Young Navajo/Hopi BMX racer qualifies for world BMX championships in China
QUEEN CREEK, Ariz. - Blake Foxx, Navajo/Hopi, from Queen Creek has qualified to represent the United States at the upcoming UCI BMX World Challenge in Taiyuan, China from May 27-June 1.
On March 29, Foxx traveled to DeSoto, Texas to compete in the 2008 USA Cycling BMX National Championships. Placing in the top eight at this event qualified riders to be a member of the USA World Challenge Team. Foxx took a podium position, placing third at the event, earning him the bronze medal in the 16-year-old class. Although he is only 15, he had to compete as a 16-year-old, since it is based on the rider's age as of Dec. 31.
This is an especially exciting year for BMX racers, as BMX is making its Olympic debut this year as a medal event. The BMX World Championships will be a pre-event, leading to the Olympics in August.
Unfortunately, Foxx was unable to compete for a spot on the 2008 US Olympic team since he is only 15 and the U.S. Olympic Committee has determined that riders must be a minimum age of 17 to compete for a position on the team. The World Challenge in Taiyuan, China is the next best thing for those riders unable to qualify for the Olympic team. Foxx will be racing against the best racers from countries all around the world. He sees his biggest competition coming from the countries of Canada, France and Brazil. His ultimate goal is to come home from China with the World Title.

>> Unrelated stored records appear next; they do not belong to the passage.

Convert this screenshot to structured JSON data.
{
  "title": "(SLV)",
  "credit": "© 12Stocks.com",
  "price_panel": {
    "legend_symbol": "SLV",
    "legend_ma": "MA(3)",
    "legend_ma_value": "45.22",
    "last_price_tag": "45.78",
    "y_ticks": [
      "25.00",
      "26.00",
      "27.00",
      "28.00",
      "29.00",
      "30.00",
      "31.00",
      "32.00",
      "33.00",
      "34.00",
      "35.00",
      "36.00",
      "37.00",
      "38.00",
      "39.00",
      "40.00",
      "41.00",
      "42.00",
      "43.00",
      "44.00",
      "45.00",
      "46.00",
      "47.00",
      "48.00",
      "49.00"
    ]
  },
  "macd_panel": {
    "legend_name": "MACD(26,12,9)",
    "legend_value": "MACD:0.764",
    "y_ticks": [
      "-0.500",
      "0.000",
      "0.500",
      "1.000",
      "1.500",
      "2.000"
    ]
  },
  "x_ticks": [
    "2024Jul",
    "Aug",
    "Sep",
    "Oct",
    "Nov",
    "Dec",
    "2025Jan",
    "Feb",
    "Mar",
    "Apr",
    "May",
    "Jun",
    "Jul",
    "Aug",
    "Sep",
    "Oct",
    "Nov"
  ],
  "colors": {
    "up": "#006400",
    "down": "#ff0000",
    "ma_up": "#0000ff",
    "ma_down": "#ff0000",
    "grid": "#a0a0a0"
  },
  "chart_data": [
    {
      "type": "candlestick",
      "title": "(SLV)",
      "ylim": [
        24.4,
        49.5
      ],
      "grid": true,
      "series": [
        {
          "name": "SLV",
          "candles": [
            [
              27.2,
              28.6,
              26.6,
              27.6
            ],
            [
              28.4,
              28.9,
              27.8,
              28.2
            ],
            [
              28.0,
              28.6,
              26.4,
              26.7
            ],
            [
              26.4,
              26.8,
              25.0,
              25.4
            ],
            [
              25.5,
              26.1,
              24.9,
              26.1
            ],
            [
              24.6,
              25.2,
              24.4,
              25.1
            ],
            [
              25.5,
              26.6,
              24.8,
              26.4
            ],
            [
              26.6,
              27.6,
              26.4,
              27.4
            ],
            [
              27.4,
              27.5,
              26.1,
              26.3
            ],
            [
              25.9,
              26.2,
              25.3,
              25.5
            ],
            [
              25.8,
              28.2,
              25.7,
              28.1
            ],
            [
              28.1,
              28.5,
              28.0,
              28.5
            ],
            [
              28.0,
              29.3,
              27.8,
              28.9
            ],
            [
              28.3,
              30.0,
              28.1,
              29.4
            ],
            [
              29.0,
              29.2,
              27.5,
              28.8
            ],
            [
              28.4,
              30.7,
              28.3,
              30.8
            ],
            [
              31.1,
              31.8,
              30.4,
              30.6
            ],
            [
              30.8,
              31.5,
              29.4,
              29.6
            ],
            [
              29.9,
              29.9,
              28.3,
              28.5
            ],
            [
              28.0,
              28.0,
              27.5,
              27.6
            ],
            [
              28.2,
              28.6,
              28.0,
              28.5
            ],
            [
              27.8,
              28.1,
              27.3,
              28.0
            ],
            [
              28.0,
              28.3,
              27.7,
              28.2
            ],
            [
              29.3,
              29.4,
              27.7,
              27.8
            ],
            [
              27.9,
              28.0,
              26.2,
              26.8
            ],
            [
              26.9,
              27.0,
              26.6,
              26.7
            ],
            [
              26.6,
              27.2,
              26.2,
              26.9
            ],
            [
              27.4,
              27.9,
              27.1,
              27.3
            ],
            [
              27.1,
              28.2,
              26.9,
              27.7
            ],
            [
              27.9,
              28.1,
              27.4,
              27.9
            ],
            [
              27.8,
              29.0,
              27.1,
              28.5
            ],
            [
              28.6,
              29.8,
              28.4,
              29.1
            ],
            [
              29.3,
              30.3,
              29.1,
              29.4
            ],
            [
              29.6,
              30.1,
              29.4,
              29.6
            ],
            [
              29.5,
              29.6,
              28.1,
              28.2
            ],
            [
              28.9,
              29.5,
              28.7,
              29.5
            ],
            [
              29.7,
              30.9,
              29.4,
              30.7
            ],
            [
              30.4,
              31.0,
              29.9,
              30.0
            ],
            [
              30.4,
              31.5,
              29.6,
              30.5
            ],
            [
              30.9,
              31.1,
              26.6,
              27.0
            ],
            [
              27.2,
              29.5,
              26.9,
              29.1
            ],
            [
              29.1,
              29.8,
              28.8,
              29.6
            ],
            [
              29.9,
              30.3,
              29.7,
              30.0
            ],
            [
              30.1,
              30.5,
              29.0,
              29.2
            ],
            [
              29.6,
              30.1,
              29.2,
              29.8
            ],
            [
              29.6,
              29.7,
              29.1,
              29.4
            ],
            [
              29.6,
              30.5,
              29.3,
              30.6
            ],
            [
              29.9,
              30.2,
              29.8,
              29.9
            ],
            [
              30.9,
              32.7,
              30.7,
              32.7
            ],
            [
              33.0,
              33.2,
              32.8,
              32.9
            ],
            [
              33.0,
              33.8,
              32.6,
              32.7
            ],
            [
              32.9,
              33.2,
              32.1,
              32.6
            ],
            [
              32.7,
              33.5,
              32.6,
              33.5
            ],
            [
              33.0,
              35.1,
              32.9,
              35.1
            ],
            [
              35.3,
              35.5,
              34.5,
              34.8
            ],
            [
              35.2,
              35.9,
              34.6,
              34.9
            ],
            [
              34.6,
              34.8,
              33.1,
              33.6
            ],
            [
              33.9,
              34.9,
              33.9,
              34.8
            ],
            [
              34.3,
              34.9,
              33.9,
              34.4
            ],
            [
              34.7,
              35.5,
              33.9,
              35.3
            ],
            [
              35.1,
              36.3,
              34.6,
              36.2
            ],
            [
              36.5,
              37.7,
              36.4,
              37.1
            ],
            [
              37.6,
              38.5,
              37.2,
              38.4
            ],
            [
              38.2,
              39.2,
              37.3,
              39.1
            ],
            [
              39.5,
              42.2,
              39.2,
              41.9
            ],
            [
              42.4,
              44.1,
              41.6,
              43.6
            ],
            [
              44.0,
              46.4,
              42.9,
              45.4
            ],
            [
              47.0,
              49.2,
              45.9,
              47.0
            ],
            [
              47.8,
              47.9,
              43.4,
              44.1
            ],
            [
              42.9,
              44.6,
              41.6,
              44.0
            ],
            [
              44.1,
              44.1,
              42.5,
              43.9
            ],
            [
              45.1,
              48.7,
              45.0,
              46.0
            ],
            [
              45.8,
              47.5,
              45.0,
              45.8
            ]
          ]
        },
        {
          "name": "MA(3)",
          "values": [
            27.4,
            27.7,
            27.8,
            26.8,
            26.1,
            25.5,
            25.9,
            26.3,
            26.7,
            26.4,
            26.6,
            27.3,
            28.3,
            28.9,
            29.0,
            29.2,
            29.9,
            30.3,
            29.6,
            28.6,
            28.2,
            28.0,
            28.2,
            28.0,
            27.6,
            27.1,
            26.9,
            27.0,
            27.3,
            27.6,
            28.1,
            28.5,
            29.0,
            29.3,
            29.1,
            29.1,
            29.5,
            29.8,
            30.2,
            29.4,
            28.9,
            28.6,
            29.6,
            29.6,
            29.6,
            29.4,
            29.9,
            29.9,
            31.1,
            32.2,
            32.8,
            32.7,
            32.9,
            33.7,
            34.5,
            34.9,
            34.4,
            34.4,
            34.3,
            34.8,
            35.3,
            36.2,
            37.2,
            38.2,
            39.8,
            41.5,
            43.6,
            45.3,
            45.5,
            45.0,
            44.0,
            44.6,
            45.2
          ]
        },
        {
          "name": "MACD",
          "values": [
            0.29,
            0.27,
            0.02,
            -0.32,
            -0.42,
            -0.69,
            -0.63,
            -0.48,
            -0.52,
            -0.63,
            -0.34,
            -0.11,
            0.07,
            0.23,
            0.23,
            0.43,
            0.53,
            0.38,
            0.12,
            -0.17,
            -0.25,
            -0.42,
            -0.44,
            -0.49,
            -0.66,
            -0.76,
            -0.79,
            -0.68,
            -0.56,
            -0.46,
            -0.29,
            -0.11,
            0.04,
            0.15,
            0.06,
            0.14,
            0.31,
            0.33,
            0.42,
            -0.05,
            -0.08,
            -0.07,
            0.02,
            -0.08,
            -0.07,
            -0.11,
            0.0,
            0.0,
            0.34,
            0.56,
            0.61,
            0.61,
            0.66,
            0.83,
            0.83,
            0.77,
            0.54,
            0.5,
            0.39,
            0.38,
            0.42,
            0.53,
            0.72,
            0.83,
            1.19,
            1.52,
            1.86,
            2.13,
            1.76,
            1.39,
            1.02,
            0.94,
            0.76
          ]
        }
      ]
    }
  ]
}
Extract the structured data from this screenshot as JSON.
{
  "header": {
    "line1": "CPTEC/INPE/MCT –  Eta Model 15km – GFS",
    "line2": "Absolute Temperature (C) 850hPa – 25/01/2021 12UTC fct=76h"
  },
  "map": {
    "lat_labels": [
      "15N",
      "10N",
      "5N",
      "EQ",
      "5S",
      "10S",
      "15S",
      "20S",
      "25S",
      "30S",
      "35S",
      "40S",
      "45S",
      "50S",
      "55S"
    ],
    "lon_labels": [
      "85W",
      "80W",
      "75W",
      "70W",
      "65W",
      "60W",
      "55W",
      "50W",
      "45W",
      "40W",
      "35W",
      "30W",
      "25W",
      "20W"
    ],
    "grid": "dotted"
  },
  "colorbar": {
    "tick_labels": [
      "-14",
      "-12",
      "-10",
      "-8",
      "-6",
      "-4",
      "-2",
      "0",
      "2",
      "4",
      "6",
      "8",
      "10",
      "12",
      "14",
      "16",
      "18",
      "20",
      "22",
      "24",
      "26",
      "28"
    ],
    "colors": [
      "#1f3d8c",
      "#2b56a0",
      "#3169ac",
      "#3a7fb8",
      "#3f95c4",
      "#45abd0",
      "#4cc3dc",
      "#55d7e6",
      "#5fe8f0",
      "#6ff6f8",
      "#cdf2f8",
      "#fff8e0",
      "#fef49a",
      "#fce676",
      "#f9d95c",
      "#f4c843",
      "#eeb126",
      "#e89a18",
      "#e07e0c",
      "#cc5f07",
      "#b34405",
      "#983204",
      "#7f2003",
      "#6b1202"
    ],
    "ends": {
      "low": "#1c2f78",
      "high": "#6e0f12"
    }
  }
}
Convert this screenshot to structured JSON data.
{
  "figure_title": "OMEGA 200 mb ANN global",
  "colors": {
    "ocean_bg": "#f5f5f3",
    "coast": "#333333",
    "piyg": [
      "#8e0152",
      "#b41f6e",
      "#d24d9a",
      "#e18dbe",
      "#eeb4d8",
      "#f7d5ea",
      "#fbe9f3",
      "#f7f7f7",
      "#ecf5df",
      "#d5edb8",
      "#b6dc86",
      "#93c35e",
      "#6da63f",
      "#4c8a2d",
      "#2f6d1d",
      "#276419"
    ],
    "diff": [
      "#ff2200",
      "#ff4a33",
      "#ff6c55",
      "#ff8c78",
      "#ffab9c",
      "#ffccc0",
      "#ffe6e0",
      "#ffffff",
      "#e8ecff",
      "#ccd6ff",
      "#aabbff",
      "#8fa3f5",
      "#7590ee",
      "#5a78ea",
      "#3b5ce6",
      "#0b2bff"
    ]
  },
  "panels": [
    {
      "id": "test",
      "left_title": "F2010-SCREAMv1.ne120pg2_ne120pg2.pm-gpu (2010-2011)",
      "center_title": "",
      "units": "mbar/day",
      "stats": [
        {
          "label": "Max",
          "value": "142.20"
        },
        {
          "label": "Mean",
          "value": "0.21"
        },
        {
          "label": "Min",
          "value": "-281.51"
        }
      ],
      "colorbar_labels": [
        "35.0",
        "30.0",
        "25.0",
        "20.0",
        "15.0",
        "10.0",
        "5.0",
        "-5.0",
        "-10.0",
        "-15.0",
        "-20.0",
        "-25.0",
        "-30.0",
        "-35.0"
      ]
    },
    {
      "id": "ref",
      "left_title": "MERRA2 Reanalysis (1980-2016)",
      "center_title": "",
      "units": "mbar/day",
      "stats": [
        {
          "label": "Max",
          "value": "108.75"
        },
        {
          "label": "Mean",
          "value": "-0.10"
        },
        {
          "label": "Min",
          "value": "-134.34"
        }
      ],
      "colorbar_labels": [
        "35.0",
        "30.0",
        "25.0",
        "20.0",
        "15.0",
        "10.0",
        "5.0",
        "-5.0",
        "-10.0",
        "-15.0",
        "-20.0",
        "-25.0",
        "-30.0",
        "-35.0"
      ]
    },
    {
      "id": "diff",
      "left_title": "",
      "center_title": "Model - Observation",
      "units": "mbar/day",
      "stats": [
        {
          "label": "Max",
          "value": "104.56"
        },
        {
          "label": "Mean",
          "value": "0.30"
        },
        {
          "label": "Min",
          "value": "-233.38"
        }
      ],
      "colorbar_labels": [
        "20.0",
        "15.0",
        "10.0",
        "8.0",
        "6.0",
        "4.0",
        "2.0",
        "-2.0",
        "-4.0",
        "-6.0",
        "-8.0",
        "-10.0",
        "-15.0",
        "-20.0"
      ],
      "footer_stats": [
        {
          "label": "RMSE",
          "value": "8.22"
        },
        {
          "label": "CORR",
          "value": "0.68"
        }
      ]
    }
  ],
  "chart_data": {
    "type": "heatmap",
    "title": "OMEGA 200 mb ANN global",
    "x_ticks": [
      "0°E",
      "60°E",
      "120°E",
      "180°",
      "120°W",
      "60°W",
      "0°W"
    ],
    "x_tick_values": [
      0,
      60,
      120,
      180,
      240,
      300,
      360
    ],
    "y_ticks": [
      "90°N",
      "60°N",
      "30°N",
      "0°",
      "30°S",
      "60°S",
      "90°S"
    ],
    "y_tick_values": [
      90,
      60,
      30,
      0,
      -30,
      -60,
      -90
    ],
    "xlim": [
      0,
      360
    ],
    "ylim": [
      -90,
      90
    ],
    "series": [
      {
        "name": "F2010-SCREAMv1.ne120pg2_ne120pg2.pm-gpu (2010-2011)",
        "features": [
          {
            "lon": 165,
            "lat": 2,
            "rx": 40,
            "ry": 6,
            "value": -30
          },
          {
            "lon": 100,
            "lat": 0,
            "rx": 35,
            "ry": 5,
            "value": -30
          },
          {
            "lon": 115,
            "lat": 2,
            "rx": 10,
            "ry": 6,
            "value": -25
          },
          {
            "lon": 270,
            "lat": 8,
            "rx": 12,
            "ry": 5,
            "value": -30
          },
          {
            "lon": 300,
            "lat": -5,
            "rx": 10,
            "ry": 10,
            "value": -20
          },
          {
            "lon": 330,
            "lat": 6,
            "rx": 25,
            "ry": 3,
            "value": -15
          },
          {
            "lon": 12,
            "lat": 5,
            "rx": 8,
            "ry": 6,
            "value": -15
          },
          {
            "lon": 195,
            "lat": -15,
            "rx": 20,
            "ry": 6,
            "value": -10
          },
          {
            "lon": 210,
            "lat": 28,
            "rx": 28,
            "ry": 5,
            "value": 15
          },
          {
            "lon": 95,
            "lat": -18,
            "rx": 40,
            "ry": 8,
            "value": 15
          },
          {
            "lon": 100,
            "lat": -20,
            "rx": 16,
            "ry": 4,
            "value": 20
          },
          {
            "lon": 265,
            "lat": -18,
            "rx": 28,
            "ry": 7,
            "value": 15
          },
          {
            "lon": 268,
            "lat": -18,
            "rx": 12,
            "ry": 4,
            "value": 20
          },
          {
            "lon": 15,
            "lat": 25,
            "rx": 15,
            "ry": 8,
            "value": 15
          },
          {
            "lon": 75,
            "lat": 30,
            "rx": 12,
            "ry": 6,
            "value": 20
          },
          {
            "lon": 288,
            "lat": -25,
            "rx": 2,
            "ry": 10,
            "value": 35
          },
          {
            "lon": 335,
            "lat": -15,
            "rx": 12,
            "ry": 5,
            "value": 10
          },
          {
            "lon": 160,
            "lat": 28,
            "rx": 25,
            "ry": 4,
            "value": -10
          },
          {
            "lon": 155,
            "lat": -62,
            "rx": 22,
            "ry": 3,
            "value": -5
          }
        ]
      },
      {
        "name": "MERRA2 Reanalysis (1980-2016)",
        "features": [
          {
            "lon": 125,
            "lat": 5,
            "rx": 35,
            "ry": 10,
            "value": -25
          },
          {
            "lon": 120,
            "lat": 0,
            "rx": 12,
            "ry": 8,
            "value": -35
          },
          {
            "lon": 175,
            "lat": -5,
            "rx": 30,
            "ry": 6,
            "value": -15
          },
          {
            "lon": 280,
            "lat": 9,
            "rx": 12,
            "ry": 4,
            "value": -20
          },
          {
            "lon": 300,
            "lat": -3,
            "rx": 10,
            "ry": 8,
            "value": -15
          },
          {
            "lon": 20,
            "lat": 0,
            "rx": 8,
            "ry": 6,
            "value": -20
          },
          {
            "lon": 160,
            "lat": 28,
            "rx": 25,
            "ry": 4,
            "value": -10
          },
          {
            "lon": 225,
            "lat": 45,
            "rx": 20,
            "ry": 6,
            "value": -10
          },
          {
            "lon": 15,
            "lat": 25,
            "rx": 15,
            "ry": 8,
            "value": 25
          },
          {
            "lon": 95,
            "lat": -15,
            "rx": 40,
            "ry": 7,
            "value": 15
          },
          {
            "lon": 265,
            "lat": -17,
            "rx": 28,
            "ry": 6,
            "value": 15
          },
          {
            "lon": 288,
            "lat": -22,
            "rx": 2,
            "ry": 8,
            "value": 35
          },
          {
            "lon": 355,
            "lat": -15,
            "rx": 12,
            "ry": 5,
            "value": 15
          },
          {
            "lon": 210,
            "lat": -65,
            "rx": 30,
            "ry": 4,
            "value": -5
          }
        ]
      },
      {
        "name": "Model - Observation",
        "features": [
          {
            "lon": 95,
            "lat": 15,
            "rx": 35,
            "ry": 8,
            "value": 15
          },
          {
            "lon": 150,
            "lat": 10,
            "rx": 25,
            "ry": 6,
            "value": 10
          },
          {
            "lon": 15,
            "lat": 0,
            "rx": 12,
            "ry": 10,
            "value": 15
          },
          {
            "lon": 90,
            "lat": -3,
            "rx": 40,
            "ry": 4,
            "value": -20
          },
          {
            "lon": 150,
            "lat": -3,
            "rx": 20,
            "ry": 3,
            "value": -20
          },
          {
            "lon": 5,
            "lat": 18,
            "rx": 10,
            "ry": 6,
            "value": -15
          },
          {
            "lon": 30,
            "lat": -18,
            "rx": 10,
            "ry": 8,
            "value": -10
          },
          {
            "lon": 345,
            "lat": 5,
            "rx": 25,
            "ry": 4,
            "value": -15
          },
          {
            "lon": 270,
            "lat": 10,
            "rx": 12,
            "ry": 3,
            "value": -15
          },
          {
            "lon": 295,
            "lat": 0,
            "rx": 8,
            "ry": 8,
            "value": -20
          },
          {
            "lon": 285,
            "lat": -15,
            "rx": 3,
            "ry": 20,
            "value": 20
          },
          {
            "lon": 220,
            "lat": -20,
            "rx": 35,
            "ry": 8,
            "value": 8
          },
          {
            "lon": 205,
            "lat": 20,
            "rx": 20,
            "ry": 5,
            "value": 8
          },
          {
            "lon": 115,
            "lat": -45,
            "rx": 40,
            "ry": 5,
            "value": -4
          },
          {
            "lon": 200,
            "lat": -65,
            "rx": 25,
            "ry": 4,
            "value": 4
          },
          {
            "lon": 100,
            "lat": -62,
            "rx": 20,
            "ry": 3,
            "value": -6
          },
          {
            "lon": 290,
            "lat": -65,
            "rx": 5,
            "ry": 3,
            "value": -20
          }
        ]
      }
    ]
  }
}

Foxx began his BMX racing career at the age of 5, quickly moving from Novice to intermediate, and then within six months, he advanced to the expert class. He travels all across the United States with his parents and on many occasions is also accompanied by his grandparents who live in Tuba City. They travel from California to North Carolina and everywhere in between. Last summer, he also competed as a USA World Team member in Victoria, British Columbia.
Foxx currently races two separate classes, the 15 expert class (20-inch wheel bicycle) and the 15 cruiser class (24-inch wheel bicycle). He also races in both the American Bicycle Association (ABA) and National Bicycle League (NBL). Racing in both organizations keeps him on the track 52 weeks a year. He generally races two to three days a week at local tracks in Arizona or at Nationals in different states. He practices at the local track, Chandler BMX, one to two times a week.
Foxx is very dedicated to his sport, training seven days a week - two days with his trainer and the other five days on his own doing speed and agility exercises, weight training, sprints, and plyometric drills. He is also very conscious of his eating habits, sticking to a strict healthy diet, limiting fats and staying clear of sweets.
Foxx is a student at Desert Ridge High School in Mesa and has a 3.5 GPA. His plans are to graduate from Desert Ridge in the 2008-2009 school year. This would allow him to complete his college studies in time so that he would be able to concentrate on making the 2012 Olympic team. But in the immediate future, he is concentrating all his efforts on the World Challenge race in China.
Unfortunately, USA Cycling does not pay for Challenge racers expenses to compete in China. Foxx and his family must pay all entry fees, visa fees, airfare, hotel, meals and other expenses. As you can image, this is not a small feat. We welcome any help from individuals, businesses or groups to help this young Native athlete with this rare opportunity.
Donations can be made via Foxx's Web site at foxxbmx.com or donations can be mailed to: Blake Foxx c/o Foxx BMX; P.O. Box 6852; Chandler AZ 85246. Any questions or requests for additional information can be directed to Lori Foxx via e-mail to email@example.com or call (480) 390-8155.
About the sport of BMX
The sport of BMX (bicycle motocross) began in the early 1970s. It was a sport where kids riding their bicycles off road in vacant lots and fields would race each other, with not much competition, but a lot of fun. Today, the sport of BMX racing has swept the country and the world. There are over 150,000 riders of all ages racing in organized races at permanent tracks across America. Races are organized according to age group and skill level, so everyone gets the opportunity to compete on a fair and competitive basis. Racers start from a starting gate, following a cadence and maneuver their way around a dirt track made up of different shaped and sized obstacles, in a race to the finish line. BMX racing is clean, exciting fun that whole families can get involved in. The two major BMX organizations in the US are the ABA (American Bicycle Association, based in Chandler) and the NBL (National Bicycle League, based in Hilliard, Ohio). In August, BMX racing makes its debut as an Olympic sport in Beijing, China.